As long as we have adequate food and shelter the micro-production of goods and intellectual content can provide for the rest of us. Gone are the days of relying upon those “too big to fail” for our well-being.
The current crop of academically educated economists only argue about how to best preserve the current financial system with all of its structural inequities and invitations for fraud. They are not prepared to consider an egalitarian diverse decentralized distributed economics that possesses intrinsic resilience.
Unfortunately, current administration policies continue the practice of punishing family farmers for the benefit of the financial services industry. Unless you have income from off the farm, you will have to wait until the current economic collapse deepens before re-establishing family farms becomes feasible.
Until then, it promises to be a very bumpy ride and expect to see a great deal of volatility in all markets. Still you have options over the short term and while they exist now would be a good time to explore them.

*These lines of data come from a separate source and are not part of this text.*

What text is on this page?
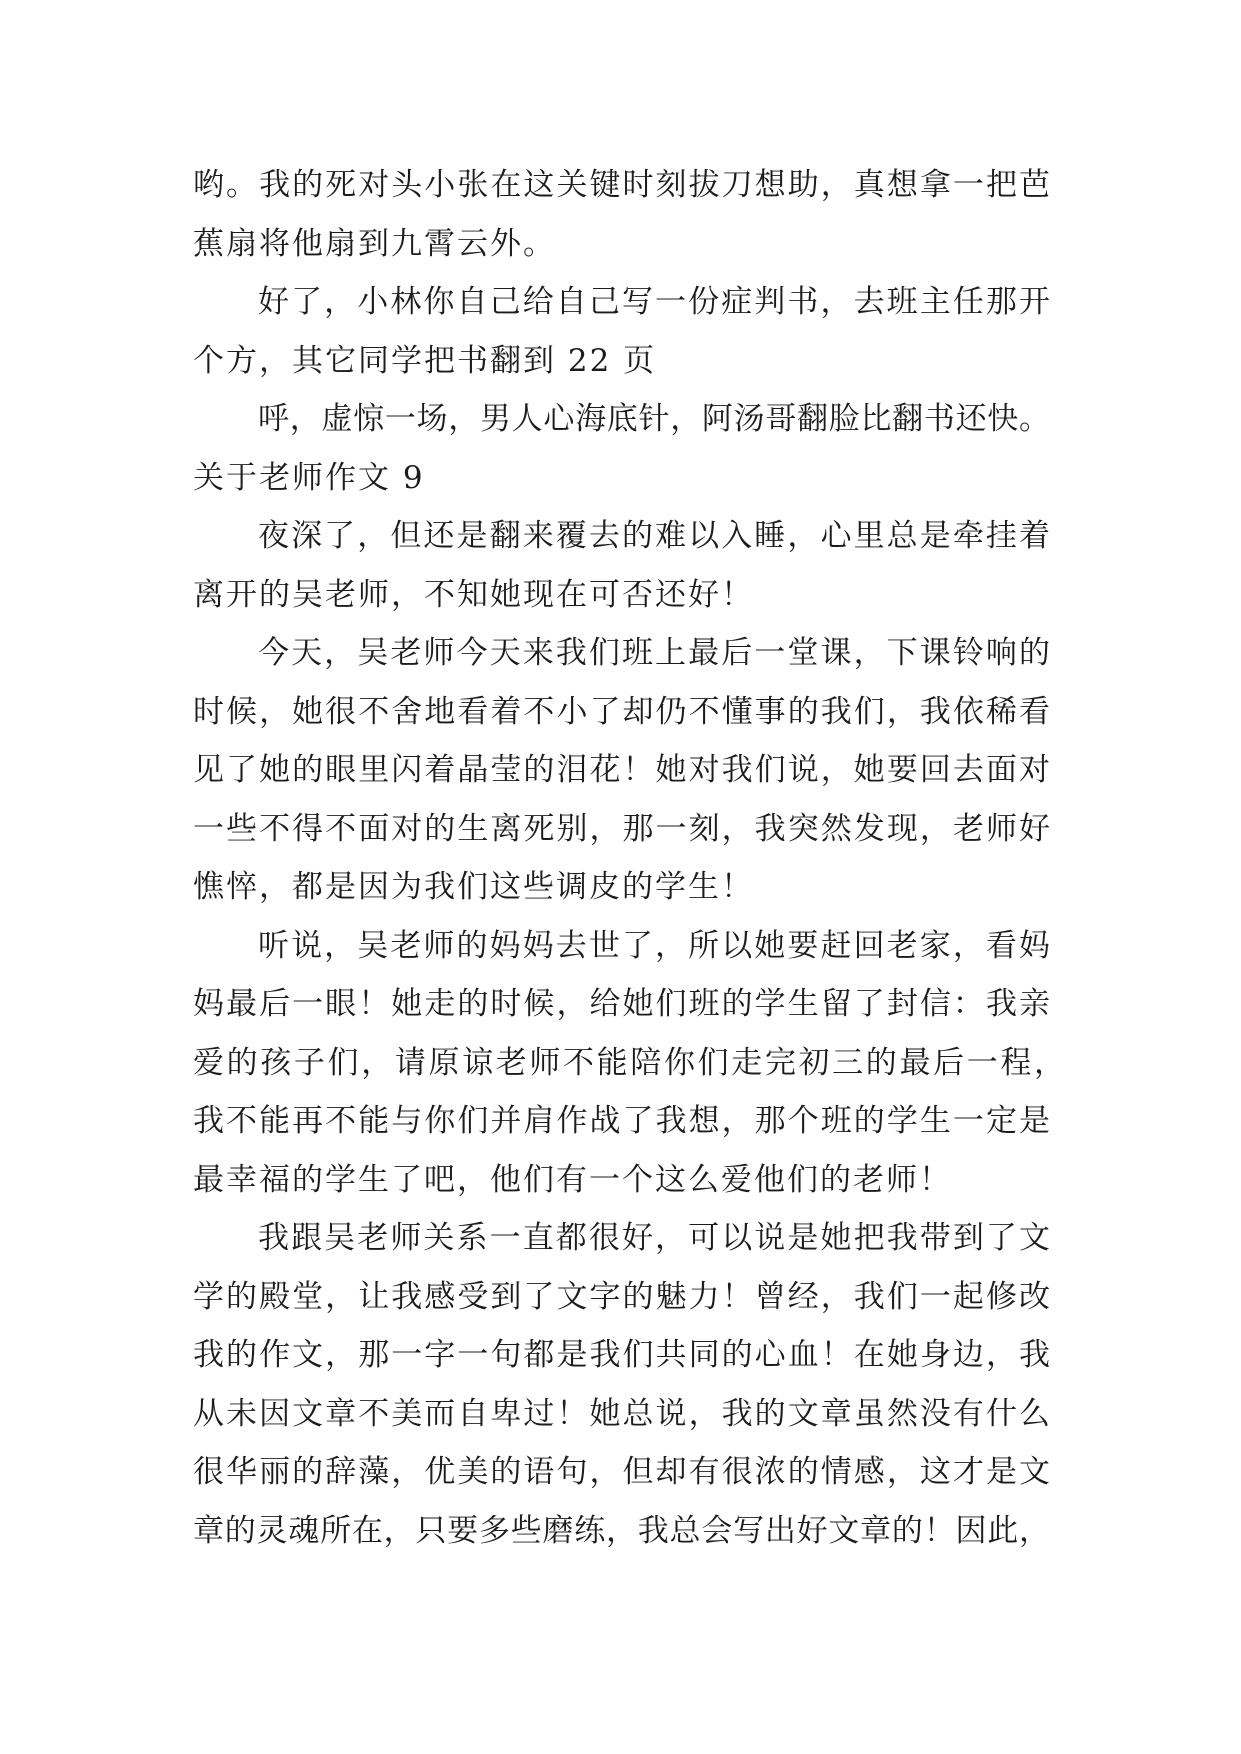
哟。我的死对头小张在这关键时刻拔刀想助，真想拿一把芭
蕉扇将他扇到九霄云外。
好了，小林你自己给自己写一份症判书，去班主任那开
个方，其它同学把书翻到 22 页
呼，虚惊一场，男人心海底针，阿汤哥翻脸比翻书还快。
关于老师作文 9
夜深了，但还是翻来覆去的难以入睡，心里总是牵挂着
离开的吴老师，不知她现在可否还好！
今天，吴老师今天来我们班上最后一堂课，下课铃响的
时候，她很不舍地看着不小了却仍不懂事的我们，我依稀看
见了她的眼里闪着晶莹的泪花！她对我们说，她要回去面对
一些不得不面对的生离死别，那一刻，我突然发现，老师好
憔悴，都是因为我们这些调皮的学生！
听说，吴老师的妈妈去世了，所以她要赶回老家，看妈
妈最后一眼！她走的时候，给她们班的学生留了封信：我亲
爱的孩子们，请原谅老师不能陪你们走完初三的最后一程，
我不能再不能与你们并肩作战了我想，那个班的学生一定是
最幸福的学生了吧，他们有一个这么爱他们的老师！
我跟吴老师关系一直都很好，可以说是她把我带到了文
学的殿堂，让我感受到了文字的魅力！曾经，我们一起修改
我的作文，那一字一句都是我们共同的心血！在她身边，我
从未因文章不美而自卑过！她总说，我的文章虽然没有什么
很华丽的辞藻，优美的语句，但却有很浓的情感，这才是文
章的灵魂所在，只要多些磨练，我总会写出好文章的！因此，
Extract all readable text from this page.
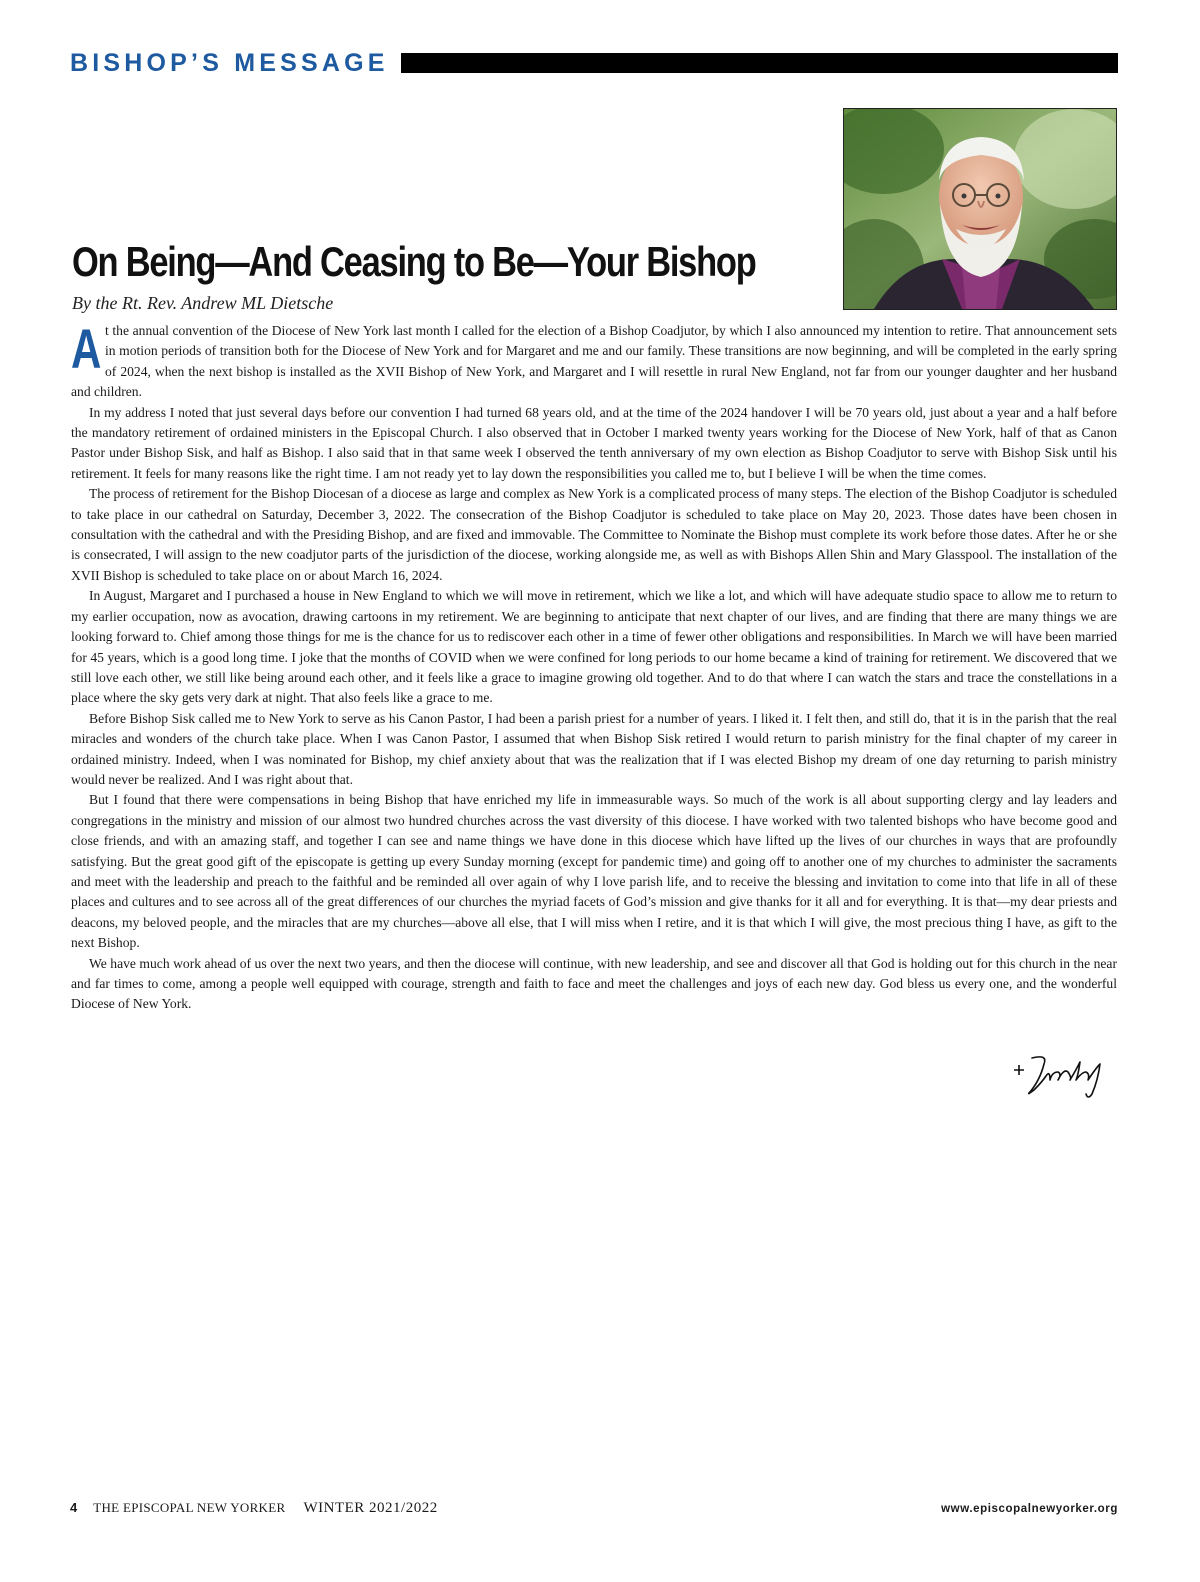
BISHOP’S MESSAGE
On Being—And Ceasing to Be—Your Bishop

By the Rt. Rev. Andrew ML Dietsche

At the annual convention of the Diocese of New York last month I called for the election of a Bishop Coadjutor, by which I also announced my intention to retire. That announcement sets in motion periods of transition both for the Diocese of New York and for Margaret and me and our family. These transitions are now beginning, and will be completed in the early spring of 2024, when the next bishop is installed as the XVII Bishop of New York, and Margaret and I will resettle in rural New England, not far from our younger daughter and her husband and children.

In my address I noted that just several days before our convention I had turned 68 years old, and at the time of the 2024 handover I will be 70 years old, just about a year and a half before the mandatory retirement of ordained ministers in the Episcopal Church. I also observed that in October I marked twenty years working for the Diocese of New York, half of that as Canon Pastor under Bishop Sisk, and half as Bishop. I also said that in that same week I observed the tenth anniversary of my own election as Bishop Coadjutor to serve with Bishop Sisk until his retirement. It feels for many reasons like the right time. I am not ready yet to lay down the responsibilities you called me to, but I believe I will be when the time comes.

The process of retirement for the Bishop Diocesan of a diocese as large and complex as New York is a complicated process of many steps. The election of the Bishop Coadjutor is scheduled to take place in our cathedral on Saturday, December 3, 2022. The consecration of the Bishop Coadjutor is scheduled to take place on May 20, 2023. Those dates have been chosen in consultation with the cathedral and with the Presiding Bishop, and are fixed and immovable. The Committee to Nominate the Bishop must complete its work before those dates. After he or she is consecrated, I will assign to the new coadjutor parts of the jurisdiction of the diocese, working alongside me, as well as with Bishops Allen Shin and Mary Glasspool. The installation of the XVII Bishop is scheduled to take place on or about March 16, 2024.

In August, Margaret and I purchased a house in New England to which we will move in retirement, which we like a lot, and which will have adequate studio space to allow me to return to my earlier occupation, now as avocation, drawing cartoons in my retirement. We are beginning to anticipate that next chapter of our lives, and are finding that there are many things we are looking forward to. Chief among those things for me is the chance for us to rediscover each other in a time of fewer other obligations and responsibilities. In March we will have been married for 45 years, which is a good long time. I joke that the months of COVID when we were confined for long periods to our home became a kind of training for retirement. We discovered that we still love each other, we still like being around each other, and it feels like a grace to imagine growing old together. And to do that where I can watch the stars and trace the constellations in a place where the sky gets very dark at night. That also feels like a grace to me.

Before Bishop Sisk called me to New York to serve as his Canon Pastor, I had been a parish priest for a number of years. I liked it. I felt then, and still do, that it is in the parish that the real miracles and wonders of the church take place. When I was Canon Pastor, I assumed that when Bishop Sisk retired I would return to parish ministry for the final chapter of my career in ordained ministry. Indeed, when I was nominated for Bishop, my chief anxiety about that was the realization that if I was elected Bishop my dream of one day returning to parish ministry would never be realized. And I was right about that.

But I found that there were compensations in being Bishop that have enriched my life in immeasurable ways. So much of the work is all about supporting clergy and lay leaders and congregations in the ministry and mission of our almost two hundred churches across the vast diversity of this diocese. I have worked with two talented bishops who have become good and close friends, and with an amazing staff, and together I can see and name things we have done in this diocese which have lifted up the lives of our churches in ways that are profoundly satisfying. But the great good gift of the episcopate is getting up every Sunday morning (except for pandemic time) and going off to another one of my churches to administer the sacraments and meet with the leadership and preach to the faithful and be reminded all over again of why I love parish life, and to receive the blessing and invitation to come into that life in all of these places and cultures and to see across all of the great differences of our churches the myriad facets of God’s mission and give thanks for it all and for everything. It is that—my dear priests and deacons, my beloved people, and the miracles that are my churches—above all else, that I will miss when I retire, and it is that which I will give, the most precious thing I have, as gift to the next Bishop.

We have much work ahead of us over the next two years, and then the diocese will continue, with new leadership, and see and discover all that God is holding out for this church in the near and far times to come, among a people well equipped with courage, strength and faith to face and meet the challenges and joys of each new day. God bless us every one, and the wonderful Diocese of New York.

4 THE EPISCOPAL NEW YORKER WINTER 2021/2022	www.episcopalnewyorker.org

First, if you now depend upon those “too big to fail” for your income, including all branches of government, the dominant banks and the multinational corporations, now is the time to act on an exit plan. While some employers may be able to restructure their businesses to offer a measure of economic security to employees, these smaller companies will be targeted by government taxmen eager to take away profits and hostile takeovers by predatory corporations.
Second, traditional passive income from investments will become increasingly unreliable and ultimately insufficient as the current economic collapse deepens. You must find a way to become productive while maintaining control over your pricing to be able to respond to deflation, inflation, stagflation and whatever other curve balls the banksters throw.
Of course, a total collapse or even near total collapse will have us all scrambling for food and shelter while those who have stockpiled and continue to hoard will be faced with increasing physical security demands. Police and the armed forces will be the last elements of the status quo to collapse and they will be looking for stockpiled food themselves.
The issue remains of determining what to do between now and a very possible then. Without a doubt having an independent income based upon your own productive capacity will likely become necessary.
While climate change, resource depletion and unsupportable population levels will certainly complicate the issue, realistically there seems very little you or I can do about that. At least if you maintain the capability to produce at parity, that is the sale of your production not only supports your existence but also allows you enough profit to begin another round of production without debt while saving enough to survive unexpected events, then you may have a future.
Maintaining mobility ability is a bonus that could literally become lifesaving. For example, areas of the Oregon coast that once appeared desirable because of the local abundance of seafood are now adjacent to growing oceanic dead zones devoid of any sea life at all.
Expect volatility in all aspects of life. With all of this in mind, an online business seems to be a good bet to me.
If running an online business seems to be beyond your capacity then you owe it to yourself to honestly investigate it because all sorts of people have learned how to run an online business. Now would be a good time to start.